Saat aku sedang membayar di restoran, pelayannya dengan baik hati menunjukkan kalau aku sudah berlebihan memberikan uang kepadanya dan setelahnya menyarankanku pergi ke Kedai Teh Free Thought untuk mendengarkan dongeng mereka. Tehnya agak mahal, tetapi dongengnya luar biasa.

Aku yakin kalau tidak ada pendongeng di Istana Langit, dan Buntalan mungkin belum pernah membaca. Aku menggandeng tangannya dan membawanya ke sana agar ia bisa merasakannya.

Si pendongeng adalah seorang pria tua yang rambut juga janggutnya sudah berubah separuh keputihan. Saat kami duduk, ia sedang menceritakan kisah seekor bangau liar yang membalas budi.

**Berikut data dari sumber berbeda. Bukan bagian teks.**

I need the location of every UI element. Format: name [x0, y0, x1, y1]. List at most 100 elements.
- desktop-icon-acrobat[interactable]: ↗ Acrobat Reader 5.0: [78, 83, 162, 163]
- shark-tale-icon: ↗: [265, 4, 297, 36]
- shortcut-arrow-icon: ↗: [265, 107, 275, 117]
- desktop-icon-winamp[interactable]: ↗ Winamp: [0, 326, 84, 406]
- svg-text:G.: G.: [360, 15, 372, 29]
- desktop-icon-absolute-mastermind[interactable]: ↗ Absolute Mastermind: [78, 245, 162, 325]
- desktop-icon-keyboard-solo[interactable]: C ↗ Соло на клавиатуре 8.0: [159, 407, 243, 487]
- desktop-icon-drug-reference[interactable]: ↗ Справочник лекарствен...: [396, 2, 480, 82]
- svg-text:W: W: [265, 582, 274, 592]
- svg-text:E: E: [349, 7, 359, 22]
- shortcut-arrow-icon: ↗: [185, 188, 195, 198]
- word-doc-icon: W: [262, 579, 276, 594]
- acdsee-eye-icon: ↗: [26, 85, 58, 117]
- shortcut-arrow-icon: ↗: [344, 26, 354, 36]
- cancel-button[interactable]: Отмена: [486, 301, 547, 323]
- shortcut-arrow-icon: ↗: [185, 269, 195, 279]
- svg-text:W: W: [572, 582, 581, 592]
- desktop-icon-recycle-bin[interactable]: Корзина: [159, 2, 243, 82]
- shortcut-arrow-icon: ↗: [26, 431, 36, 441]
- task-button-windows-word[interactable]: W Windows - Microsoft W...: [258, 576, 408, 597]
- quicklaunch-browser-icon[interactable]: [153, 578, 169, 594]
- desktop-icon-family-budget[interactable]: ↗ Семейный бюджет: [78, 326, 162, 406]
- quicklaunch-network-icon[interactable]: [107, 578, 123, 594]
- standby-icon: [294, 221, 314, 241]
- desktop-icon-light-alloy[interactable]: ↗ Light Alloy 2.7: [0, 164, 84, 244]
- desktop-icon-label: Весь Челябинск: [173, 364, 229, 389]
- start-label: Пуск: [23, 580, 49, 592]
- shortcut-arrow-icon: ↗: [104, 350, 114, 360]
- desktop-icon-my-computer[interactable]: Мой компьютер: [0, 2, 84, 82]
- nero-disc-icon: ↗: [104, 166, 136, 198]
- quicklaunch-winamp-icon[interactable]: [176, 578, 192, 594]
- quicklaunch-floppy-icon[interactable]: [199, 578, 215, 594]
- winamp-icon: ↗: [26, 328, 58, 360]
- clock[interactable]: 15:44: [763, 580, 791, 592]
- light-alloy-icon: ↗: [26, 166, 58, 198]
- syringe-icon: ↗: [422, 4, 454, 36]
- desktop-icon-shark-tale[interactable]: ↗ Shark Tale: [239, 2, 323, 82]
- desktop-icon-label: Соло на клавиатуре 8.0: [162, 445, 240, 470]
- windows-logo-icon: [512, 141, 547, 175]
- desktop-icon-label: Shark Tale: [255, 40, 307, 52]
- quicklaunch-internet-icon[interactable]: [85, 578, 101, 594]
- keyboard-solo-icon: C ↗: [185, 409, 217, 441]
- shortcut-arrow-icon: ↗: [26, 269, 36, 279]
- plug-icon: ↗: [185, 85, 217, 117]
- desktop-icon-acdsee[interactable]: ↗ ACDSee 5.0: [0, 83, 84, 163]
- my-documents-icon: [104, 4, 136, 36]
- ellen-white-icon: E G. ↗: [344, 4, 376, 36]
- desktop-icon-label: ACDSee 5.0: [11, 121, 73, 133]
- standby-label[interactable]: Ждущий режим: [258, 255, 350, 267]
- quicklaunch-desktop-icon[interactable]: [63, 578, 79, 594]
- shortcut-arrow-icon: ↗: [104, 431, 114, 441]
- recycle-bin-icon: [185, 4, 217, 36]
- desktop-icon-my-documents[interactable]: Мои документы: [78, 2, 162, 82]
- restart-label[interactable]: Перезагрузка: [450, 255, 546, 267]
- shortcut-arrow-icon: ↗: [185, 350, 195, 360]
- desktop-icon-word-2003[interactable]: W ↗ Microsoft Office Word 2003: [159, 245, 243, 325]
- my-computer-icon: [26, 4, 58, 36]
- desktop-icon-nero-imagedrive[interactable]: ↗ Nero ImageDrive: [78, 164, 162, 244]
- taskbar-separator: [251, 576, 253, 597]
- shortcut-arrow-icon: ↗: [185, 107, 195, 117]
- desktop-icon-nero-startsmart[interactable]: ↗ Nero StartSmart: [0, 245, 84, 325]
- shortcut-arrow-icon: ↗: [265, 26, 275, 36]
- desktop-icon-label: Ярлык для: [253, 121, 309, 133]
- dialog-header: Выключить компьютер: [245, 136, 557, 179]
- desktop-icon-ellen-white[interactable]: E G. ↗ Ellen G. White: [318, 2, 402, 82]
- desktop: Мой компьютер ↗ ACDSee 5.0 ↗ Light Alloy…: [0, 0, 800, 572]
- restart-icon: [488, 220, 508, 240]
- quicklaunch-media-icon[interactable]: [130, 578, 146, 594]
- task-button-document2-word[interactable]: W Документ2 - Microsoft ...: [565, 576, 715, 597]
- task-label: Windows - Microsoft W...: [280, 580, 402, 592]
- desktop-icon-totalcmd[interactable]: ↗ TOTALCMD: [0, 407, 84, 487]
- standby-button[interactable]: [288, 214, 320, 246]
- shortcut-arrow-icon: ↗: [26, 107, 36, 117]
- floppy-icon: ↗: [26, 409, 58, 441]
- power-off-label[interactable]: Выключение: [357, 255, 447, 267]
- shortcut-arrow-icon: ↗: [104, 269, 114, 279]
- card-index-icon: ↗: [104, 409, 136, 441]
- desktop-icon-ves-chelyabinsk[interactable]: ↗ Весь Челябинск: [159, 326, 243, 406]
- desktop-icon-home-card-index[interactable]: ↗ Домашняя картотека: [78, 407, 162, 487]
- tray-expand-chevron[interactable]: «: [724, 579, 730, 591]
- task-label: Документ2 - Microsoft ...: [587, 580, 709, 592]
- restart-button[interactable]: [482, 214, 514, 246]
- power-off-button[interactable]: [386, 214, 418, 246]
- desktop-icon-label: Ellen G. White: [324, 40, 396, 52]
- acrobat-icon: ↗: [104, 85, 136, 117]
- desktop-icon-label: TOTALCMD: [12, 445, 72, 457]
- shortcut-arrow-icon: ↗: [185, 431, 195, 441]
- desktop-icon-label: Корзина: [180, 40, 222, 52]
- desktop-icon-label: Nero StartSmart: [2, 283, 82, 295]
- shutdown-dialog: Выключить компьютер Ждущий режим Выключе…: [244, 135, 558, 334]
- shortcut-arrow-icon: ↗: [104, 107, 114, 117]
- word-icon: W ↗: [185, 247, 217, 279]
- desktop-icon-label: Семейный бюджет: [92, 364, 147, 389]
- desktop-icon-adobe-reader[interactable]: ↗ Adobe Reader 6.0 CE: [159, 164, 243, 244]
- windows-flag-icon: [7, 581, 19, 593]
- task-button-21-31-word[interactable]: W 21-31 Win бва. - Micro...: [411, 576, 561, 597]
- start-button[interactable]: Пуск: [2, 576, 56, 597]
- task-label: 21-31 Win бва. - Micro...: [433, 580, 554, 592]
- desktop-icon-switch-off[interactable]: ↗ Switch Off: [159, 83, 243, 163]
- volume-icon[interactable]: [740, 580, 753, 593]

Benar-benar pengalaman baru bagi Buntalan, yang matanya berbinar seraya mendengarkan. Kadang kala, ia akan menunjukkan senyum sok tahu; di saat lainnya, tinjunya akan mengepal erat atau ia akan mengeluarkan helaan napas dalam.

Di tempat Zhe Yan, aku sudah melarikan jariku pada buku-buku yang tak terhitung jumlahnya dan merasa kalau entah mengapa, cerita ini dibuat-buat dan tidak memberikan inspirasi. Aku meminta seteko teh hijau dan duduk di mejanya, membiarkan pikiranku berkelana.

Sudah menjelang sore hari dalam waktu singkat, dan pendongengnya memukuli sebalok kayu untuk mengagetkan penontonnya dengan kata-kata: “Dan jika kalian ingin tahu apa yang terjadi berikutnya, kalian harus datang ke sesi berikutnya.”

Aku dapat melihat lentera di luar jendela mulai dinyalakan.

Aku membuka mataku bengong dan melihat ke sekitar, mencari Buntalan, tetapi tempat dimana seharusnya ia berada sekarang sudah kosong. Aku mulai bergetar, langsung terbangun sepenuhnya.

Beruntungnya, aku membawa cermin air. Di dunia makhluk abadi, kegunaan cermin air sama seperti cermin rias, tetapi di dunia manusia, itu bisa digunakan untuk menemukan orang. Aku hanya berharap, Buntalan berada di lokasi yang mudah dicari. Jika ia berdiri di kamar yang tidak mencolok, cermin air ini pun sama sekali tidak berguna.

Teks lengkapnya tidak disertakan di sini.